Contrastingly, Sangkul Kim’s theory of collective genocidal intent introduces an alternative perspective. According to Kim, genocidal intent encompasses two layers: collective and individual genocidal intent. The collective aspect involves an objective legal criterion that can be deduced from a “manifest pattern of conduct” and the “rationale behind targeting a group.” Both of these aspects constitute objective components of genocidal intent.
This thesis contends that both components of collective genocidal intent can be substantiated in the case of the Eelam Tamils in Sri Lanka. The presence of a manifest pattern of conduct, characterized by deliberate, recurrent, and systematic assaults on the Eelam Tamil community, bolsters the inference of collective genocidal intent. Moreover, the singling out of the Eelam Tamils solely due to their group identity serves as additional evidence of genocidal intent. This evidence is rooted in the historical and political backdrop surrounding the treatment of Eelam Tamils in Sri Lanka.
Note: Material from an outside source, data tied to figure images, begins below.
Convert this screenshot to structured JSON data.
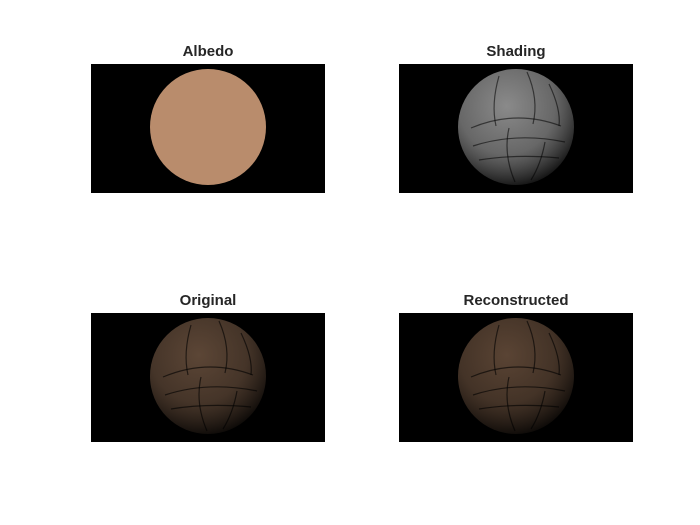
{
  "panels": [
    {
      "id": "albedo",
      "title": "Albedo",
      "kind": "flat",
      "ball_color": "#b98c6c"
    },
    {
      "id": "shading",
      "title": "Shading",
      "kind": "shaded",
      "ball_color": "#8a8a8a"
    },
    {
      "id": "original",
      "title": "Original",
      "kind": "shaded",
      "ball_color": "#5c4636"
    },
    {
      "id": "reconstructed",
      "title": "Reconstructed",
      "kind": "shaded",
      "ball_color": "#5a4434"
    }
  ]
}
By adopting Kim’s theory and applying it to the Sri Lankan context, this thesis challenges the established comprehension of genocidal intent and furnishes a compelling legal rationale for inferring genocidal intent in relation to the Eelam Tamils. The fulfilment of both objective facets of genocidal intent lends support to the claims made by the victims and contributes to a broader comprehension of addressing and acknowledging genocide in Sri Lanka.